Features: tensor([1.4230e+01, 1.7100e+00, 2.4300e+00, 1.5600e+01, 1.2700e+02, 2.8000e+00,
        3.0600e+00, 2.8000e-01, 2.2900e+00, 5.6400e+00, 1.0400e+00, 3.9200e+00,
        1.0650e+03])
Labels: tensor([1.])


In [8]:
# Now we'll use a dataloader to load it
dataloader = DataLoader(dataset=dataset, batch_size=4, shuffle=True, num_workers=0)
# Shuffle shuffles the data, num_workers uses multithreading
# If num_workers is causing issues, try using 0

data_iter = iter(dataloader)
data = data_iter.next()

# Unpack
features, labels = data
print(f'Features: {features}\nLabels: {labels}')

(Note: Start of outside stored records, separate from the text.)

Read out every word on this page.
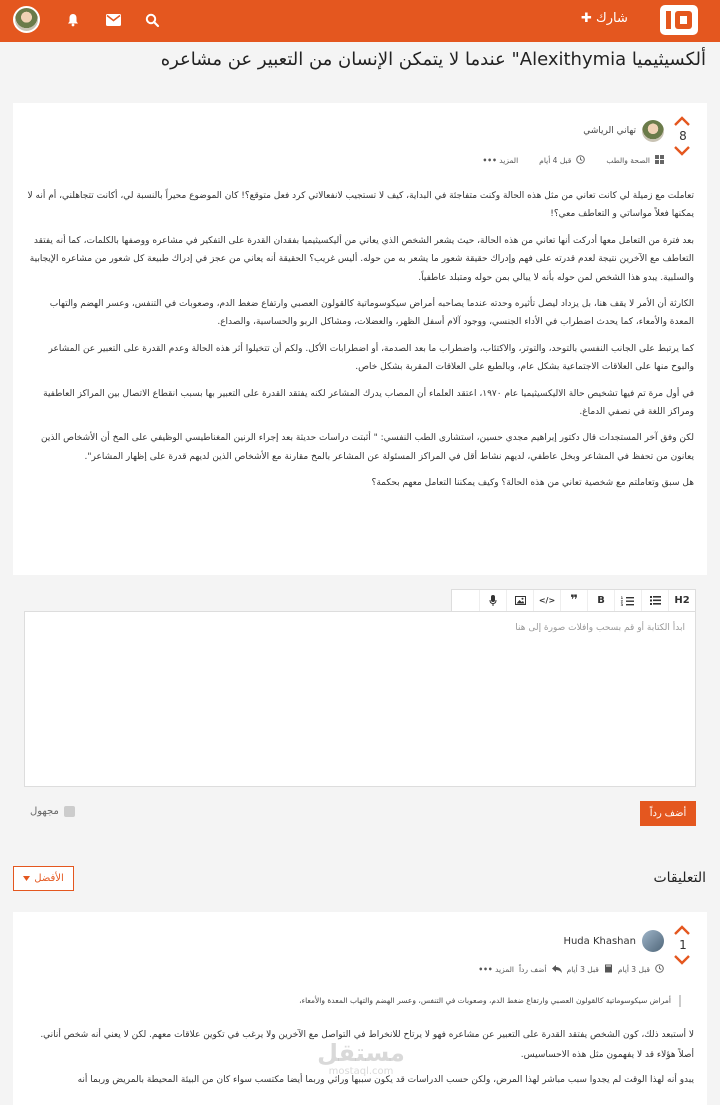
شارك ✚
ألكسيثيميا Alexithymia" عندما لا يتمكن الإنسان من التعبير عن مشاعره
8
تهاني الرياشي
الصحة والطب
قبل 4 أيام
المزيد •••

تعاملت مع زميلة لي كانت تعاني من مثل هذه الحالة وكنت متفاجئة في البداية، كيف لا تستجيب لانفعالاتي كرد فعل متوقع؟! كان الموضوع محيراً بالنسبة لي، أكانت تتجاهلني، أم أنه لا يمكنها فعلاً مواساتي و التعاطف معي؟!

بعد فترة من التعامل معها أدركت أنها تعاني من هذه الحالة، حيث يشعر الشخص الذي يعاني من أليكسيثيميا بفقدان القدرة على التفكير في مشاعره ووصفها بالكلمات، كما أنه يفتقد التعاطف مع الآخرين نتيجة لعدم قدرته على فهم وإدراك حقيقة شعور ما يشعر به من حوله. أليس غريب؟ الحقيقة أنه يعاني من عجز في إدراك طبيعة كل شعور من مشاعره الإيجابية والسلبية. يبدو هذا الشخص لمن حوله بأنه لا يبالي بمن حوله ومتبلد عاطفياً.

الكارثة أن الأمر لا يقف هنا، بل يزداد ليصل تأثيره وحدته عندما يصاحبه أمراض سيكوسوماتية كالقولون العصبي وارتفاع ضغط الدم، وصعوبات في التنفس، وعسر الهضم والتهاب المعدة والأمعاء، كما يحدث اضطراب في الأداء الجنسي، ووجود آلام أسفل الظهر، والعضلات، ومشاكل الربو والحساسية، والصداع.

كما يرتبط على الجانب النفسي بالتوحد، والتوتر، والاكتئاب، واضطراب ما بعد الصدمة، أو اضطرابات الأكل. ولكم أن تتخيلوا أثر هذه الحالة وعدم القدرة على التعبير عن المشاعر والبوح منها على العلاقات الاجتماعية بشكل عام، وبالطبع على العلاقات المقربة بشكل خاص.

في أول مرة تم فيها تشخيص حالة الاليكسيثيميا عام ١٩٧٠، اعتقد العلماء أن المصاب يدرك المشاعر لكنه يفتقد القدرة على التعبير بها بسبب انقطاع الاتصال بين المراكز العاطفية ومراكز اللغة في نصفي الدماغ.

لكن وفق آخر المستجدات قال دكتور إبراهيم مجدي حسين، استشارى الطب النفسي: " أثبتت دراسات حديثة بعد إجراء الرنين المغناطيسي الوظيفي على المخ أن الأشخاص الذين يعانون من تحفظ في المشاعر وبخل عاطفي، لديهم نشاط أقل في المراكز المسئولة عن المشاعر بالمخ مقارنة مع الأشخاص الذين لديهم قدرة على إظهار المشاعر".

هل سبق وتعاملتم مع شخصية تعاني من هذه الحالة؟ وكيف يمكننا التعامل معهم بحكمة؟

H2
1
2
3
B
❞
</>
ابدأ الكتابة أو قم بسحب وافلات صورة إلى هنا
مجهول	أضف رداً
التعليقات
الأفضل
1
Huda Khashan
قبل 3 أيام
قبل 3 أيام
أضف رداً
المزيد •••
أمراض سيكوسوماتية كالقولون العصبي وارتفاع ضغط الدم، وصعوبات في التنفس، وعسر الهضم والتهاب المعدة والأمعاء،

لا أستبعد ذلك، كون الشخص يفتقد القدرة على التعبير عن مشاعره فهو لا يرتاح للانخراط في التواصل مع الآخرين ولا يرغب في تكوين علاقات معهم. لكن لا يعني أنه شخص أناني. أصلاً هؤلاء قد لا يفهمون مثل هذه الاحساسيس.

يبدو أنه لهذا الوقت لم يجدوا سبب مباشر لهذا المرض، ولكن حسب الدراسات قد يكون سببها وراثي وربما أيضا مكتسب سواء كان من البيئة المحيطة بالمريض وربما أنه

مستقل
mostaql.com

Features: tensor([[1.3720e+01, 1.4300e+00, 2.5000e+00, 1.6700e+01, 1.0800e+02, 3.4000e+00,
         3.6700e+00, 1.9000e-01, 2.0400e+00, 6.8000e+00, 8.9000e-01, 2.8700e+00,
         1.2850e+03],
        [1.2370e+01, 1.2100e+00, 2.5600e+00, 1.8100e+01, 9.8000e+01, 2.4200e+00,
         2.6500e+00, 3.7000e-01, 2.0800e+00, 4.6000e+00, 1.1900e+00, 2.3000e+00,
         6.7800e+02],
        [1.4830e+01, 1.6400e+00, 2.1700e+00, 1.4000e+01, 9.7000e+01, 2.8000e+00,
         2.9800e+00, 2.9000e-01, 1.9800e+00, 5.2000e+00, 1.0800e+00, 2.8500e+00,
         1.0450e+03],
        [1.3300e+01, 1.7200e+00, 2.1400e+00, 1.7000e+01, 9.4000e+01, 2.4000e+00,
         2.1900e+00, 2.7000e-01, 1.3500e+00, 3.9500e+00, 1.0200e+00, 2.7700e+00,
         1.2850e+03]])
Labels: tensor([[1.],
        [2.],
        [1.],
        [1.]])


In [11]:
# Now let's iterate over the whole dataloader in a dummy training loop
# Hyperparameters:
num_epochs = 2
total_samples = len(dataset)
batch_size = 4
n_iterations = math.ceil(total_samples/batch_size)
print(total_samples, n_iterations)

for epoch in range(num_epochs):
    for iteration, (inputs, labels) in enumerate(dataloader):
        # Forward pass
        # Backward pass
        # Update weights
        # But this is dummy, so we're not doing it
        if (iteration + 1) % 5 == 0:
            print(f'Epoch {epoch+1}/{num_epochs}, Step {iteration+1}/{n_iterations}, Inputs: {inputs.shape}')


178 45
Epoch 1/2, Step 5/45, Inputs: torch.Size([4, 13])
Epoch 1/2, Step 10/45, Inputs: torch.Size([4, 13])
Epoch 1/2, Step 15/45, Inputs: torch.Size([4, 13])
Epoch 1/2, Step 20/45, Inputs: torch.Size([4, 13])
Epoch 1/2, Step 25/45, Inputs: torch.Size([4, 13])
Epoch 1/2, Step 30/45, Inputs: torch.Size([4, 13])
Epoch 1/2, Step 35/45, Inputs: torch.Size([4, 13])
Epoch 1/2, Step 40/45, Inputs: torch.Size([4, 13])
Epoch 1/2, Step 45/45, Inputs: torch.Size([2, 13])
Epoch 2/2, Step 5/45, Inputs: torch.Size([4, 13])
Epoch 2/2, Step 10/45, Inputs: torch.Size([4, 13])
Epoch 2/2, Step 15/45, Inputs: torch.Size([4, 13])
Epoch 2/2, Step 20/45, Inputs: torch.Size([4, 13])
Epoch 2/2, Step 25/45, Inputs: torch.Size([4, 13])
Epoch 2/2, Step 30/45, Inputs: torch.Size([4, 13])
Epoch 2/2, Step 35/45, Inputs: torch.Size([4, 13])
Epoch 2/2, Step 40/45, Inputs: torch.Size([4, 13])
Epoch 2/2, Step 45/45, Inputs: torch.Size([2, 13])


Pytorch also has inbuilt datasets we can access <br>
MNIST: <br>
`torchvision.datasets.MNIST()` <br>
Fashion MNIST, CIFAR, COCO, etc. Google the docs for which datasets are available.